Artificial Intelligence

>>> Being normal like us just takes time


Annoyance of the Day:
Listening to:
Feeling:

Ooh I've had a bad day.

I feel like such an asshole

You see.

I drove from Indiana to Michigan today, four hours of driving with a hurting stomach and feeling like I have to pee really badly and then going and then feeling that way again as soon as I hit the car.

I had to much rich foods which made me sick to my stomach this morning. So driving with a bad tummy isn't to fun. Now I'm a work and my bad day has been extended.

I can only take so much.

I cried in front of my boss today

Yes, me, whom they call "Ice" because I show every little emotion, just broke down.

I wasn't a mess, more like teary eyed and my nose started running, my chin trembled a bit.

So I dug my nails into my palm, I always find if I hurt myself then I can control myself better.

So that helped.

I wonder if that's a bit of self mutilation in me because I really do collect myself well when I dig my nails into my own fingers so I concentrate on that pain instead of the emotional pain at hand.

Oh well I missed a court case and my boss was like 'what should we do?" I was like just give it to the other reporter. I was so tired from driving, I have PMS ... I don't feel well.

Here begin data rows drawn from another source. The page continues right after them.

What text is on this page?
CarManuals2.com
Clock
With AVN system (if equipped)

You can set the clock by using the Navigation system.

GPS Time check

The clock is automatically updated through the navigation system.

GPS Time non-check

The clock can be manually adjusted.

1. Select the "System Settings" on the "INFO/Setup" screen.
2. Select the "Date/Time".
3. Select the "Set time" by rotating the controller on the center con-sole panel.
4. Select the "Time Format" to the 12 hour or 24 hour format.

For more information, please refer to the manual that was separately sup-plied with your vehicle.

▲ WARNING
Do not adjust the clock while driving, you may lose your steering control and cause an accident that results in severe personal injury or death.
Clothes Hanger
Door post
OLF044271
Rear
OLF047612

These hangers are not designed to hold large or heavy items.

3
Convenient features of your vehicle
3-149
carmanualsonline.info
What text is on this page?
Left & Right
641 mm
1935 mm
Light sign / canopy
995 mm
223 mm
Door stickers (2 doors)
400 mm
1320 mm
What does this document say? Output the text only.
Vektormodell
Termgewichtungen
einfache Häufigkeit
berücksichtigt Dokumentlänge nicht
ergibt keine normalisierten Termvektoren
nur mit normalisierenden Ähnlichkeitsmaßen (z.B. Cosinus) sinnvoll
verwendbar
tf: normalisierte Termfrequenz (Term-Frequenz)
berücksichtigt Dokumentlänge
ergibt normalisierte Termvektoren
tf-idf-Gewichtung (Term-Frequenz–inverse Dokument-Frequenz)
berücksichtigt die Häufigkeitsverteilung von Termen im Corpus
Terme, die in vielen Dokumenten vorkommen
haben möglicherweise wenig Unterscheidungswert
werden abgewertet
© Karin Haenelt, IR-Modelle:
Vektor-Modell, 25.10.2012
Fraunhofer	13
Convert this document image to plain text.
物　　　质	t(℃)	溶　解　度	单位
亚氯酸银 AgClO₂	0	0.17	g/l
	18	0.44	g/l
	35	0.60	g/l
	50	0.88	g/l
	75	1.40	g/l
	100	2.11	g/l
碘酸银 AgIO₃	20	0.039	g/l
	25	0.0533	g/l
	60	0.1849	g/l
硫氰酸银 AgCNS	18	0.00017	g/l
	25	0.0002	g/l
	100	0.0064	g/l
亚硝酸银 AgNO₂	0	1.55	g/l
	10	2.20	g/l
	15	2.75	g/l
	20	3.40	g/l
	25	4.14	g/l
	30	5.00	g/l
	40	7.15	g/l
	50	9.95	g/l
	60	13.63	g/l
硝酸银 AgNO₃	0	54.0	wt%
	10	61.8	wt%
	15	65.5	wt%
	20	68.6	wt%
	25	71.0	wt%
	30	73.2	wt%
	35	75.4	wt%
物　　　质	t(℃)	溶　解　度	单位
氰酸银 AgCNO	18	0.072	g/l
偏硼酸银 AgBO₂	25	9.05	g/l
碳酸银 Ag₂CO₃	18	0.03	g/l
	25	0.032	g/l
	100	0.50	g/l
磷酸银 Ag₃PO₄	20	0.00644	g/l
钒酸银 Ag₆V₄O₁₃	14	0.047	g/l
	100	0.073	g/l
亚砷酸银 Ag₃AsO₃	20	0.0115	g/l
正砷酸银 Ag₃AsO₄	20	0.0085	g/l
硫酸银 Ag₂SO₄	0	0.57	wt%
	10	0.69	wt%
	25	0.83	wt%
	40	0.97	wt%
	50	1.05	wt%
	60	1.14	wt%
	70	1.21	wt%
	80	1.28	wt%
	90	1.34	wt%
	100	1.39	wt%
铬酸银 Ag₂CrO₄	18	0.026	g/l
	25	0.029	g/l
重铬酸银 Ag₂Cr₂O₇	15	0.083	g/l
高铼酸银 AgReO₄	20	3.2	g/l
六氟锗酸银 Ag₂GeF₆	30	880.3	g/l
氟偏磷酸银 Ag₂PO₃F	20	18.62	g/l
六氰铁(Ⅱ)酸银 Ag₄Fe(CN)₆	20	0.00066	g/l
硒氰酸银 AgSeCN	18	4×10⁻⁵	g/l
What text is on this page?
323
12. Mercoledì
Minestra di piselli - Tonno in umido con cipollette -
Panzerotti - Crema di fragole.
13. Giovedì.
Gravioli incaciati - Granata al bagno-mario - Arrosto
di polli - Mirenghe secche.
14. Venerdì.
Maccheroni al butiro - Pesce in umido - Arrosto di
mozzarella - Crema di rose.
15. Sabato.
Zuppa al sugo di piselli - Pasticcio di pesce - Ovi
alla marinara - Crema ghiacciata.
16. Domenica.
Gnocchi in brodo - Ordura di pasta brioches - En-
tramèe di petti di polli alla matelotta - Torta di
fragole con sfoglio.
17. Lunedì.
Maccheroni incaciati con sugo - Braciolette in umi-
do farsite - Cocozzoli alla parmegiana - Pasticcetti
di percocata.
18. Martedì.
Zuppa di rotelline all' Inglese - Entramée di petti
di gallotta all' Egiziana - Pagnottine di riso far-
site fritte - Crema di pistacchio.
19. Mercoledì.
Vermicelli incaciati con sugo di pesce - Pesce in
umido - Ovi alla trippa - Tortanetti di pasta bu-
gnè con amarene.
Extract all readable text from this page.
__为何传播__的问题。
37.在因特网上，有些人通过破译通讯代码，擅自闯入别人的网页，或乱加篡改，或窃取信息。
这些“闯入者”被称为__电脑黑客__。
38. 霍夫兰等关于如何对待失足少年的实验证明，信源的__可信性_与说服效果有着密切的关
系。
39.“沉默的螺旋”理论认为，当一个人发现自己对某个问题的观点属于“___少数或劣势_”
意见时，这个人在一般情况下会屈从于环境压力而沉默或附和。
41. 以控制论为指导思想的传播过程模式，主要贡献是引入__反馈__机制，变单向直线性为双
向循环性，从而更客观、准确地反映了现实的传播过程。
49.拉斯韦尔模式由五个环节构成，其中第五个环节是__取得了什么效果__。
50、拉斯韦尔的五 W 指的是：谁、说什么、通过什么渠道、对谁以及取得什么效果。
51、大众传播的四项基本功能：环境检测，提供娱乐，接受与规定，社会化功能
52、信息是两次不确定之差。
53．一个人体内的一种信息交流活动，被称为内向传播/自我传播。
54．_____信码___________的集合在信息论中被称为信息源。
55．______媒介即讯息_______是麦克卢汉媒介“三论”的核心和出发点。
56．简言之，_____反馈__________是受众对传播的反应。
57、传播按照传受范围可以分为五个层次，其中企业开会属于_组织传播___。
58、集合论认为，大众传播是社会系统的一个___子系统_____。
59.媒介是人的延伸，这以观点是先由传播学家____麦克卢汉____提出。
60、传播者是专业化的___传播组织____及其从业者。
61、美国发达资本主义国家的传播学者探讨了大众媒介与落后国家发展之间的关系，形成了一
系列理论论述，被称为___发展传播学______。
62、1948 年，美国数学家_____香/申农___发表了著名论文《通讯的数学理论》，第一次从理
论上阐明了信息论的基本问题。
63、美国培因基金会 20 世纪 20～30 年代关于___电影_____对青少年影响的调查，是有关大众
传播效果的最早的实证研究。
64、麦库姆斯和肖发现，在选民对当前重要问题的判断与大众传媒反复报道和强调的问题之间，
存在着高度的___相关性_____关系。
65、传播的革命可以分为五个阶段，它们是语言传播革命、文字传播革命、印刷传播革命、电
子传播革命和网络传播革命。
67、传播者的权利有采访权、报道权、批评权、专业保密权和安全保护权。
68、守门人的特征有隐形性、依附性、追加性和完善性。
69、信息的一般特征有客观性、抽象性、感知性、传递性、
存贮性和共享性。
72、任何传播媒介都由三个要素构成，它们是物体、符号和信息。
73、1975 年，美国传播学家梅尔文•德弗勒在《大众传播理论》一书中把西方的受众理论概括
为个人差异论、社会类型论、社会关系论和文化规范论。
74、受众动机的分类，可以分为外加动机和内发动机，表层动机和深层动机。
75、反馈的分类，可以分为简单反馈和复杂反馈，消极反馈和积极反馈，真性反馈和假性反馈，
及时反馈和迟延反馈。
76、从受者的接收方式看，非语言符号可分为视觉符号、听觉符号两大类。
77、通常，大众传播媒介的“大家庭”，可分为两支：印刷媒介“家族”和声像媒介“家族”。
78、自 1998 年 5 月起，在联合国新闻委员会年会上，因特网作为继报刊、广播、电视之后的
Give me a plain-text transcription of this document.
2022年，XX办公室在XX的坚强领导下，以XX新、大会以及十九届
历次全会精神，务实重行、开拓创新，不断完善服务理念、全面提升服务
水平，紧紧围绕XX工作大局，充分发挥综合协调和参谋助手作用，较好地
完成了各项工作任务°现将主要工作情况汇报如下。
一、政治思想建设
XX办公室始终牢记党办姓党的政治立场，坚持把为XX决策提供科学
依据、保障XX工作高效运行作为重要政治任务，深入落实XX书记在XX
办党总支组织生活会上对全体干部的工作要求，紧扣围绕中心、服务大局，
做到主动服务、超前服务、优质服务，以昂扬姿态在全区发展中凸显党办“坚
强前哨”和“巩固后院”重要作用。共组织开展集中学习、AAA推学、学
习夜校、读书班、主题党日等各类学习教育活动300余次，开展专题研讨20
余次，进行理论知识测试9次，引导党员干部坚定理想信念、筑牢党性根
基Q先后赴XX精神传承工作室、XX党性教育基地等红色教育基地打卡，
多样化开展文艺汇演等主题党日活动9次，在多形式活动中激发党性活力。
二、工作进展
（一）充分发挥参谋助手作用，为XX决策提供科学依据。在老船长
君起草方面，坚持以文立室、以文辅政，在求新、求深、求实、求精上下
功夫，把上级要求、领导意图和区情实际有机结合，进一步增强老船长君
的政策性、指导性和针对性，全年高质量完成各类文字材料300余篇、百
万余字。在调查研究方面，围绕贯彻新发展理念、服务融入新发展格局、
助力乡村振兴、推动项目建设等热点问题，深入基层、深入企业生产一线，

He went on to tell me that I can do it and that's my beat and that I have such a pleasant and happy disposition and attidue and he doesn't understand why I don't let that lead my way into the court.

I started to tear up and wanted to completely sob, I held it back and dug my nails into the palm on my left hand and looked down and tried not to lose control of myself.

I hate this feeling, I still am teary and ready to cry. I need to calm down, but it's hard.

My nose is running and my eyes keep threatening tears. Ugk.

Okay calm down before someone in work knows what's going on.

*Sigh*

Oh well, a guy in South Haven emailed today and seems pretty nice, though he's 40 years old verses my age of 25 years!

Oh well, fuck it, I don't care it's only talking, nothing serious just friends and junk.

I just don't care anymore, I'm just run down and tired and I don't feel well and feel like I've gained weight since this past weekend.

I'm tired of these new things happening to me.

At my cousins wedding shower she told me how much weight I'd lose while my mom told me I looked extraordinary all dolled up and then a woman next to my mom told her she has beautiful daughters.

Not to mention.

My best friend saying something, and guys eyeing me now, I'm not used to this and am actually tired of all these compliments, I know that sounds silly, but they stress me out so much that I have to keep up with this or else I'll be talked about - 'oh if only she would've kept up with it, she was looking so good.'

Oh well my period must be coming or maybe I'm over tired, stressed and just ill... or the lather.

Oh oh oh oh oh, I see a series here. I think I am following in my sisters shoes, she has done the same, she was a bit like me, started to lose weight, then got in this depression for a while, then complained about her job, then she found a boyfriend, got a new job, and is thinking of marriage now.

Am I following this pattern?

I hope I transition well...because so far, extra attention to me is scary I'm still that fat girl.

I told my mom this, she was mad at me at the shower because I didn't talk that much.

But I was quiet most of the day for some reason, she told me that I'm becoming of my own, I'm pretty and am acting like I'm some ugly monster and that I'm not fat anymore. My sister told me too that I'm not fat anymore, more like a normal person who needs to lose a few, but when they look at me, they see normal or like my past entry said...'like us' thing.

I yelled at her that I can't just turn off these feelings that all my life I've been this fat ugly girl and I can't just turn it off like that. I told her that it takes time! I wish I could be extroverted and feel like I'm some girl who's never been fat, but I can't do that yet, it just takes time....

No one understands this whatsoever. I feel like a girl coming into puberty and doesn't know what to do with it all.

Weight kept me safe from all of these things, and I wished and worked so hard to lose and now that cloak has been lifted and I see how the 'normal' folk lives and that they welcome me into their circle and that scares me as someone who has been shunned from that very circle her whole life...and now they smile and tell me beautiful things and flatter me each day and make me feel that maybe I can be them, or maybe it's just a big joke.